2. The authors would do well to check for article consistency. The authors claim that they analysed robustness, but no such subsection appeared in the experiment.

问题

How does the network performance change if there are more than 3 masks, but the probability of each mask is low? It is hoped that the authors can provide more extensive experimental results.

伦理问题详情

N/A

审稿意见
5

This paper studies how multiple masking can be helpful in MAE. A framework called Conditional MAE is proposed to enable the analysis. Extensive experiments are conducted to support the takeaways and findings, such as multiple masking introduces locality bias.

优点

  • The related works are well covered.
  • The methodology is clearly explained with nice figures and reasonable formal equations.
  • Extensive experiments are conducted to support most of the claims and findings.

缺点

  • I don’t see a clear motivation on why we should pay much attention on multiple masking. The third paragraph of the Introduction tries to motivate the research question. However, it only discusses how the three previous works (UnMAE, VideoMAE v2, A2MIM) adopt the idea of multiple masking differently (than the proposed Conditional MAE?).
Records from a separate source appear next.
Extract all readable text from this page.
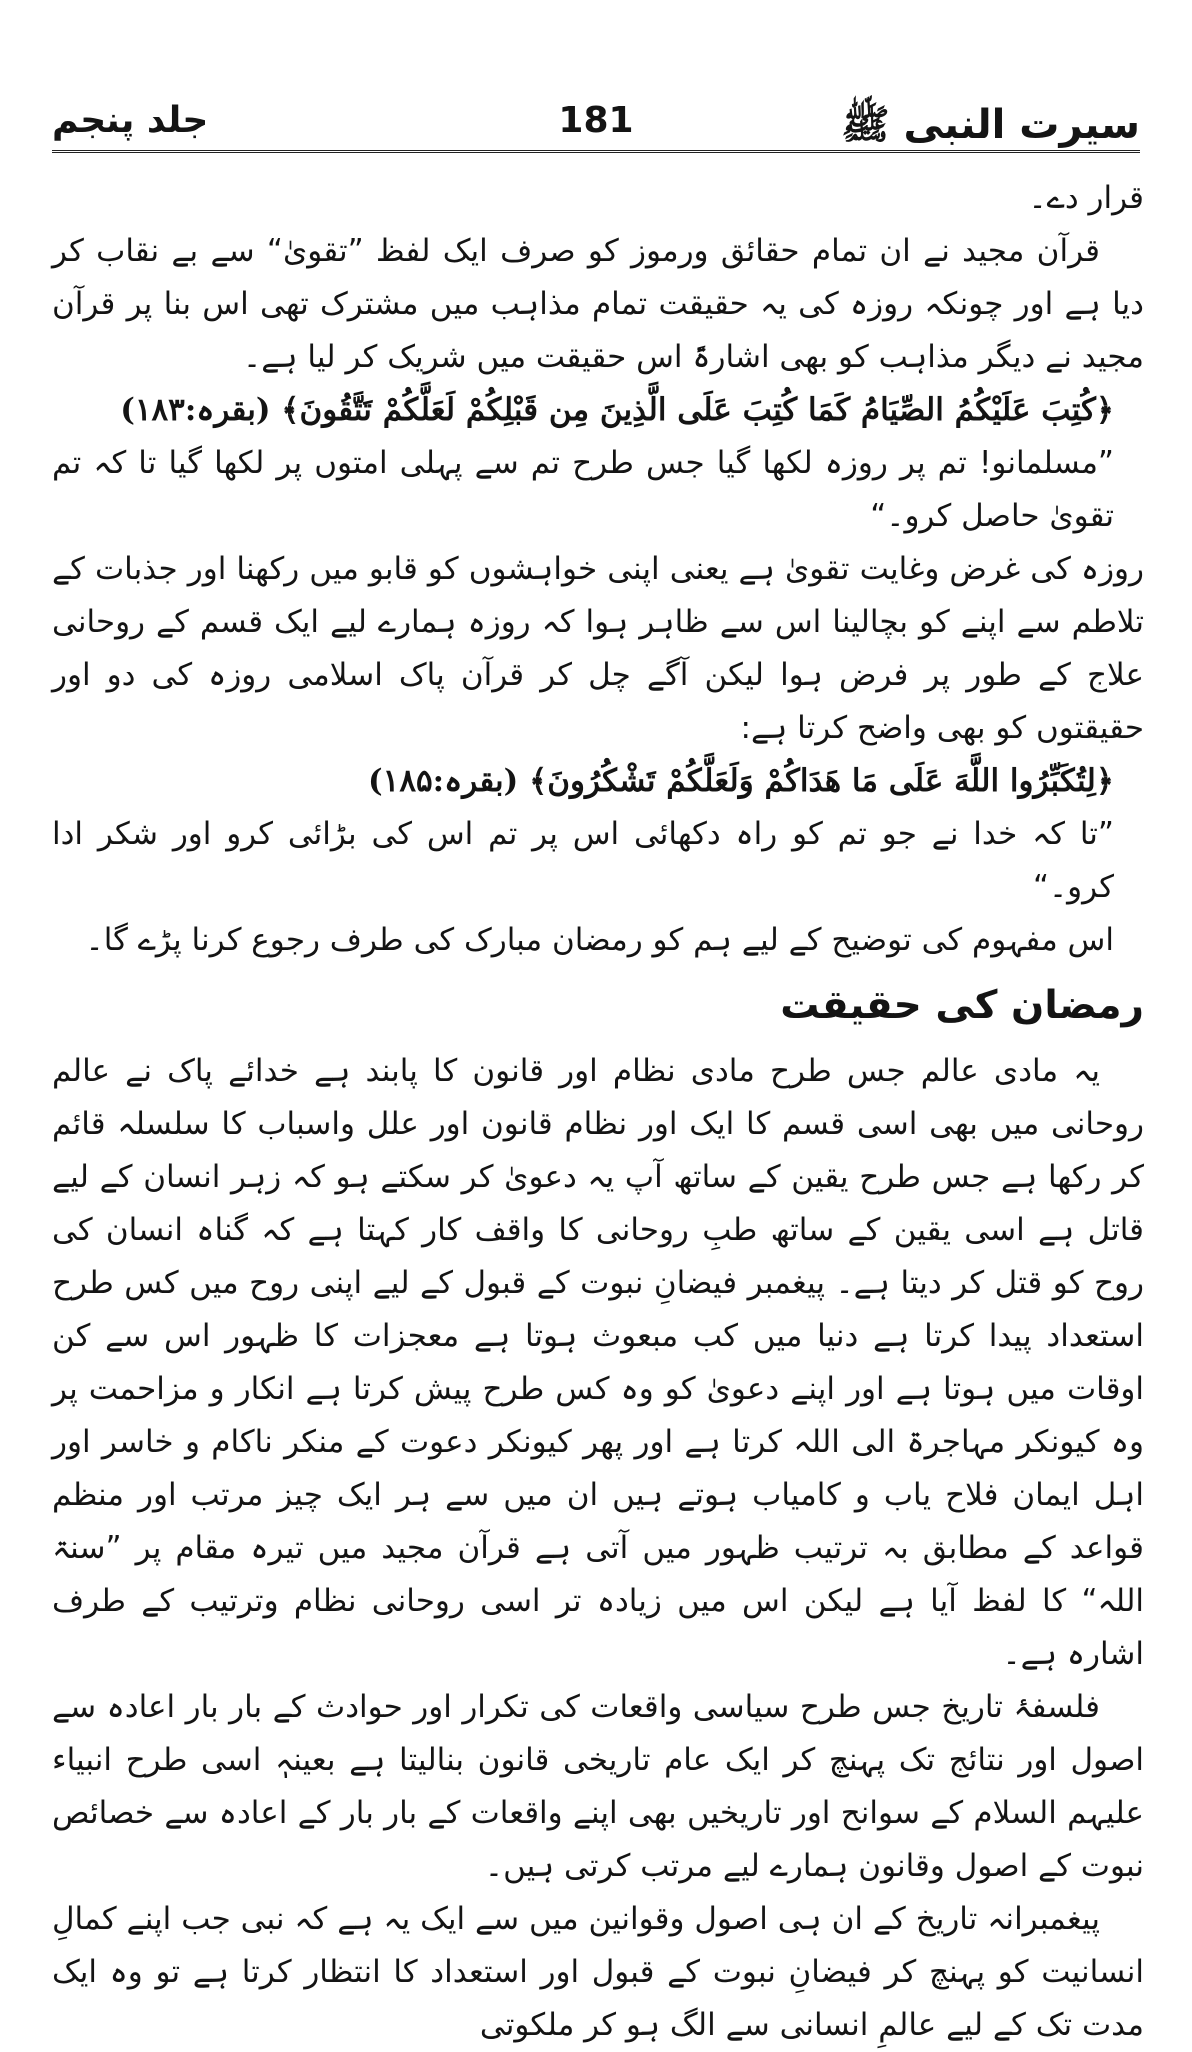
سیرت النبی ﷺ
181
جلد پنجم

قرار دے۔

قرآن مجید نے ان تمام حقائق ورموز کو صرف ایک لفظ ”تقویٰ“ سے بے نقاب کر دیا ہے اور چونکہ روزہ کی یہ حقیقت تمام مذاہب میں مشترک تھی اس بنا پر قرآن مجید نے دیگر مذاہب کو بھی اشارۃً اس حقیقت میں شریک کر لیا ہے۔

﴿كُتِبَ عَلَيْكُمُ الصِّيَامُ كَمَا كُتِبَ عَلَى الَّذِينَ مِن قَبْلِكُمْ لَعَلَّكُمْ تَتَّقُونَ﴾ (بقرہ:۱۸۳)

”مسلمانو! تم پر روزہ لکھا گیا جس طرح تم سے پہلی امتوں پر لکھا گیا تا کہ تم تقویٰ حاصل کرو۔“

روزہ کی غرض وغایت تقویٰ ہے یعنی اپنی خواہشوں کو قابو میں رکھنا اور جذبات کے تلاطم سے اپنے کو بچالینا اس سے ظاہر ہوا کہ روزہ ہمارے لیے ایک قسم کے روحانی علاج کے طور پر فرض ہوا لیکن آگے چل کر قرآن پاک اسلامی روزہ کی دو اور حقیقتوں کو بھی واضح کرتا ہے:

﴿لِتُكَبِّرُوا اللَّهَ عَلَى مَا هَدَاكُمْ وَلَعَلَّكُمْ تَشْكُرُونَ﴾ (بقرہ:۱۸۵)

”تا کہ خدا نے جو تم کو راہ دکھائی اس پر تم اس کی بڑائی کرو اور شکر ادا کرو۔“

اس مفہوم کی توضیح کے لیے ہم کو رمضان مبارک کی طرف رجوع کرنا پڑے گا۔

رمضان کی حقیقت

یہ مادی عالم جس طرح مادی نظام اور قانون کا پابند ہے خدائے پاک نے عالم روحانی میں بھی اسی قسم کا ایک اور نظام قانون اور علل واسباب کا سلسلہ قائم کر رکھا ہے جس طرح یقین کے ساتھ آپ یہ دعویٰ کر سکتے ہو کہ زہر انسان کے لیے قاتل ہے اسی یقین کے ساتھ طبِ روحانی کا واقف کار کہتا ہے کہ گناہ انسان کی روح کو قتل کر دیتا ہے۔ پیغمبر فیضانِ نبوت کے قبول کے لیے اپنی روح میں کس طرح استعداد پیدا کرتا ہے دنیا میں کب مبعوث ہوتا ہے معجزات کا ظہور اس سے کن اوقات میں ہوتا ہے اور اپنے دعویٰ کو وہ کس طرح پیش کرتا ہے انکار و مزاحمت پر وہ کیونکر مہاجرۃ الی اللہ کرتا ہے اور پھر کیونکر دعوت کے منکر ناکام و خاسر اور اہل ایمان فلاح یاب و کامیاب ہوتے ہیں ان میں سے ہر ایک چیز مرتب اور منظم قواعد کے مطابق بہ ترتیب ظہور میں آتی ہے قرآن مجید میں تیرہ مقام پر ”سنۃ اللہ“ کا لفظ آیا ہے لیکن اس میں زیادہ تر اسی روحانی نظام وترتیب کے طرف اشارہ ہے۔

فلسفۂ تاریخ جس طرح سیاسی واقعات کی تکرار اور حوادث کے بار بار اعادہ سے اصول اور نتائج تک پہنچ کر ایک عام تاریخی قانون بنالیتا ہے بعینہٖ اسی طرح انبیاء علیہم السلام کے سوانح اور تاریخیں بھی اپنے واقعات کے بار بار کے اعادہ سے خصائص نبوت کے اصول وقانون ہمارے لیے مرتب کرتی ہیں۔

پیغمبرانہ تاریخ کے ان ہی اصول وقوانین میں سے ایک یہ ہے کہ نبی جب اپنے کمالِ انسانیت کو پہنچ کر فیضانِ نبوت کے قبول اور استعداد کا انتظار کرتا ہے تو وہ ایک مدت تک کے لیے عالمِ انسانی سے الگ ہو کر ملکوتی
Therefore, the research question does not arise “naturally”. In my opinion, for the question to arise naturally, we need to demonstrate that multiple masking is indeed an effective method first, then the readers will be more interested as there is a lack of understanding of it.
  • The key takeaways are more like a recipe supported by experiments than an “in-depth and comprehensive analysis”. Only “the second masking brings locality bias into the model and helps capture low-level features” serves as a conclusion from analysis that deepens our understanding of multiple masking. However, I think this finding is pretty intuitive and not so valuable. I refer to [a] as a sample work of analyzing and understanding MIM. On the other hand, recipes can be very meaningful when the topic is significant enough (e.g., [b]), but multiple masking may not be one of such topics.
  • Some of the experiments are not very extensive. For example, only ViT-B and ViT-L are used to show the scalability. If the computational resources are limited, the authors may consider ViT-S and ViT-tiny, or some other efficient variant of ViTs.

[a] Zhang et al. How Mask Matters: Towards Theoretical Understandings of Masked Autoencoders. NeurIPS, 2022.

[b] Mo et al. When Adversarial Training Meets Vision Transformers: Recipes from Training to Architecture.

Minor:

  • Line 071: missing dot.

问题

  • Does “11” in equation (6) come from the total number of layers, i.e., 12, in the MAE encoder? If so, I think you might consider avoiding using such a specific number here, or you should at least explain it.

  • Although you tried to explain the name Conditional MAE in Sec 2.2, I still think the name may not be appropriate as the core idea and aim of this framework is about multiple masking. Do you think something like Multi-MAE could be better?

撤稿通知

I have read and agree with the venue's withdrawal policy on behalf of myself and my co-authors.